One of the most challenging aspects of the program has been helping participants develop new ways of coping with stressful events or situations. For many of the group members, stress appears related to changes in relationships with friends or family members or from a recent setback related to their disability. Although the individual group members have been able to quickly identify sources of stress, it is often difficult for them to alter their thinking about how to cope with these events. This has been an area where feedback and support from their peers has been essential in facilitating positive change.
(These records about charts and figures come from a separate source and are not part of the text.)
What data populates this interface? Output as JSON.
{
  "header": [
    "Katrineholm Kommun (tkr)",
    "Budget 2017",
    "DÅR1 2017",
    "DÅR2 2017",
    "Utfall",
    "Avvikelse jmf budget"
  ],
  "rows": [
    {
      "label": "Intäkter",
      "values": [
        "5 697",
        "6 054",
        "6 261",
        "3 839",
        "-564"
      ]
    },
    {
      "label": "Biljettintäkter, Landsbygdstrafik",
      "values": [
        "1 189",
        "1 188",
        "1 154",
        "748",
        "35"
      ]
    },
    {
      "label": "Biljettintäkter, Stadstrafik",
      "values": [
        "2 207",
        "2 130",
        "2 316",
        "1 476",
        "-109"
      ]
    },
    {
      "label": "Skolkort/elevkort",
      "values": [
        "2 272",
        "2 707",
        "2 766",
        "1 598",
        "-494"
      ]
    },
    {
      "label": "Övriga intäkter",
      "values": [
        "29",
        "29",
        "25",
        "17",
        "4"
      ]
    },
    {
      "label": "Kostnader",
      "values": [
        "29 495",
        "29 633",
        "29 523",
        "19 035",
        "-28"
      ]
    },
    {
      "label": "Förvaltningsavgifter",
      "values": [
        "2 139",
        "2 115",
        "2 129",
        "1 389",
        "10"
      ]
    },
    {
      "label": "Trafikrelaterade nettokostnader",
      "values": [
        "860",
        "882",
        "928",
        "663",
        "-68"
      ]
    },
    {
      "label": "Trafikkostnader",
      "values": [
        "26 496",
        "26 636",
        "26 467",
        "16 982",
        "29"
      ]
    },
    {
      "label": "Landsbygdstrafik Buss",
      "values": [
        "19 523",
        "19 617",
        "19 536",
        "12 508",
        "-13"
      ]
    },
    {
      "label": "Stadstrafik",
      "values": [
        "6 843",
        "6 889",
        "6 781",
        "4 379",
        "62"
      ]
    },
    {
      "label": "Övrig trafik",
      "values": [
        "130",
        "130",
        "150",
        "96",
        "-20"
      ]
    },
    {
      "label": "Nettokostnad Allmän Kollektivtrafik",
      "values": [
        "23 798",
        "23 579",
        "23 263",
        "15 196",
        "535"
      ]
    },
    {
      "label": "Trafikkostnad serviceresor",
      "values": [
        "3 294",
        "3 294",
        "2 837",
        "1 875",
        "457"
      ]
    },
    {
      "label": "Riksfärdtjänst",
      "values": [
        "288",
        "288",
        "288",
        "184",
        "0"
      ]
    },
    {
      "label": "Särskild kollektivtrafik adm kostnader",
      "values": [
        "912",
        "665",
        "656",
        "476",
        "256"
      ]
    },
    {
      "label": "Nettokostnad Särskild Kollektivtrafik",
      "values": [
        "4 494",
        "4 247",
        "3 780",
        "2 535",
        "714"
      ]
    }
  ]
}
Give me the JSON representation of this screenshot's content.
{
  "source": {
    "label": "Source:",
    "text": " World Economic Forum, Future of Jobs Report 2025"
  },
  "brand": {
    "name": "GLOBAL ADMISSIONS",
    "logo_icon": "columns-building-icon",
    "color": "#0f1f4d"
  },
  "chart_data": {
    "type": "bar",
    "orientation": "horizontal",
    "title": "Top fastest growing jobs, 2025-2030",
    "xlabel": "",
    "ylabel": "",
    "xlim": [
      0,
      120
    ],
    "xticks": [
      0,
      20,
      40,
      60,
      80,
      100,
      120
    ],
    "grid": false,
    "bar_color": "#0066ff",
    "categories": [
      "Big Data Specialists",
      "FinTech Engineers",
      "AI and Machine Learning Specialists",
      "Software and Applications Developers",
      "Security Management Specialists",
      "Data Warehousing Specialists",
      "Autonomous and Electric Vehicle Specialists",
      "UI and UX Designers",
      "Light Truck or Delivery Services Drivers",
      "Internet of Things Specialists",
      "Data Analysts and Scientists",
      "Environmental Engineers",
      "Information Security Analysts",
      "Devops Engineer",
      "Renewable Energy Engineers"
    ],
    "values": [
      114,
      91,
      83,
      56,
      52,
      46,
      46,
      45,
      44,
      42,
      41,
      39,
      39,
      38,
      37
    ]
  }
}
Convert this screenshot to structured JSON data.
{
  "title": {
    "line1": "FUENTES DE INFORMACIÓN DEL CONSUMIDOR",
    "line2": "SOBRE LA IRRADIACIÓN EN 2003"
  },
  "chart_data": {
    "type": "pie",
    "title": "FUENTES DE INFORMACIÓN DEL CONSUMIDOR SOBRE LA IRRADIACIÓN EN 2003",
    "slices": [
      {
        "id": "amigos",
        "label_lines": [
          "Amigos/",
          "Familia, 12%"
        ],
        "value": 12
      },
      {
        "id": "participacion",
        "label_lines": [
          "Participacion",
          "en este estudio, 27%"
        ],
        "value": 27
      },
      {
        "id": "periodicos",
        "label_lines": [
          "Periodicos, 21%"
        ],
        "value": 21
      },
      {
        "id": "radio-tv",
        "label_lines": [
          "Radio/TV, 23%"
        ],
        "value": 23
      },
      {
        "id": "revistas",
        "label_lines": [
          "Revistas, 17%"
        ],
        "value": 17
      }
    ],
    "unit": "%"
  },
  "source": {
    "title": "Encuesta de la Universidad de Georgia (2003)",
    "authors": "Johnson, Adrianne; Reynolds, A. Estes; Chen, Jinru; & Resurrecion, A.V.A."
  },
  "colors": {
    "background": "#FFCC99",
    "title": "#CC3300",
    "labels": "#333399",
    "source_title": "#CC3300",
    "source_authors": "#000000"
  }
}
A primary goal of the health education module is to encourage participants to manage their own health when they return to the Community Setting. Participants are provided with the names and addresses of exercise facilities in their neighborhood and in some instances are transported to these facilities by staff to acclimate them to the new environment. One motivational technique that has been found to be helpful in keeping participants engaged in a healthy lifestyle after they leave the program is to facilitate peer relationships. Many participants establish new friendships during the program and continue these relationship after the program ends. This helps to decrease social isolation and keep participants connected to their community.
4. Results of CHP Program
Through this carefully designed and structured health promotion intervention, participants made substantial gains on both physiological and psychological health outcomes, subsequently lowering the magnitude and incidence of various secondary conditions. In particular, the participants improved their physical fitness levels (e.g., strength, cardiovascular fitness) and noted that they had more energy and vigor and were able to do more household activities at the end of the program. In the area of nutritional training, the groups increased their knowledge of how to cook healthy meals on a fixed budget. To allow for greater adherence to a healthier diet, food items that were culturally sensitive were recommended. Nutritional knowledge also increased and participants reported consuming less fat and cholesterol at the end of the study. As a result of healthier eating patterns and increased physical activity levels, total cholesterol and low-density lipoprotein cholesterol (LDL-C) were significantly reduced. In the area of health education, participants who reported being depressed and socially isolated prior to the intervention had a significant reduction in depression and social isolation and improved on several quality of life measures (i.e., satisfaction with life).